Une collation des grades virtuelle à l’Université Laval

Une décision qui est loin de plaire à tout le monde

L'Université Laval
Photo d'archives, Daniel Mallard L'Université Laval

Coup d'oeil sur cet article

Après quelques semaines d’incertitudes, l’Université Laval a pris la décision de tenir des cérémonies de collation des grades virtuelles pour célébrer la fin du parcours étudiant de ses finissants. 

• À lire aussi: [EN DIRECT 9 MAI] Tous les développements de la pandémie 

• À lire aussi: Québec invite les cégeps et les universités à envisager la rentrée à distance cet automne 

Le 17 mars dernier, l’établissement indiquait devoir reporter ces célébrations qui devaient avoir lieu en juin, en raison de la pandémie de COVID-19. Or, l’Université a finalement annoncé vendredi que celles-ci se tiendront comme prévu, mais sur le web. 

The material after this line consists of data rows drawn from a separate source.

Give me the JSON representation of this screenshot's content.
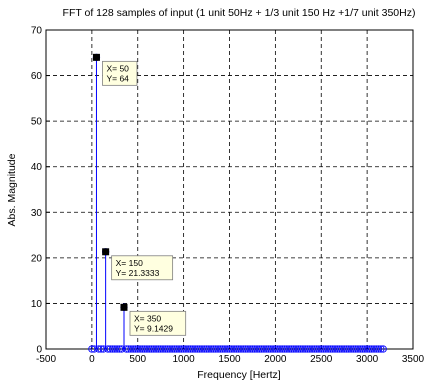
{
  "chart_data": {
    "type": "stem",
    "title": "FFT of 128 samples of  input (1 unit 50Hz + 1/3 unit 150 Hz +1/7 unit 350Hz)",
    "xlabel": "Frequency [Hertz]",
    "ylabel": "Abs. Magnitude",
    "xlim": [
      -500,
      3500
    ],
    "ylim": [
      0,
      70
    ],
    "xticks": [
      -500,
      0,
      500,
      1000,
      1500,
      2000,
      2500,
      3000,
      3500
    ],
    "yticks": [
      0,
      10,
      20,
      30,
      40,
      50,
      60,
      70
    ],
    "grid": true,
    "series": [
      {
        "color": "#0000ff",
        "x_start": 0,
        "x_step": 25,
        "count": 128,
        "peaks": [
          {
            "x": 50,
            "y": 64
          },
          {
            "x": 150,
            "y": 21.3333
          },
          {
            "x": 350,
            "y": 9.1429
          }
        ],
        "baseline_value": 0
      }
    ],
    "annotations": [
      {
        "x": 50,
        "y": 64,
        "line1": "X= 50",
        "line2": "Y= 64"
      },
      {
        "x": 150,
        "y": 21.3333,
        "line1": "X= 150",
        "line2": "Y= 21.3333"
      },
      {
        "x": 350,
        "y": 9.1429,
        "line1": "X= 350",
        "line2": "Y= 9.1429"
      }
    ]
  }
}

«Si le contexte actuel nous empêche de nous réunir comme le veut notre tradition universitaire, nous avons à cœur de reconnaître vos efforts, votre grande persévérance et votre excellence», indique-t-on par voie de communiqué. 

La grogne se fait sentir 

Si peu d’informations sont actuellement disponibles concernant les procédures, la date et le fonctionnement de ces cérémonies, les finissants ont déjà fait connaître leur mécontentement. 

«Après plusieurs années de dur labeur, c'était notre récompense, notre moment de fierté», déplore Kareen Brochu-Harvey, qui souhaite ardemment que la tradition soit maintenue. 

Une pétition a d’ailleurs été lancée pour tenir les collations des grades en personnes, mais à une date ultérieure, lorsque les mesures sanitaires le permettront. 

«Nous ne valons pas moins que les cohortes antérieures et nous estimons juste que nous ayons droit à la même reconnaissance qu’elles. Nous voulons une vraie cérémonie des grades, sur le campus, en compagnie de nos professeurs, nos amis et nos parents», lance Catherine Fournier, l’instigatrice du mouvement. 

Au moment d’écrire ces lignes, près de 3800 personnes avaient déjà signé la pétition, moins de 24 heures après sa création.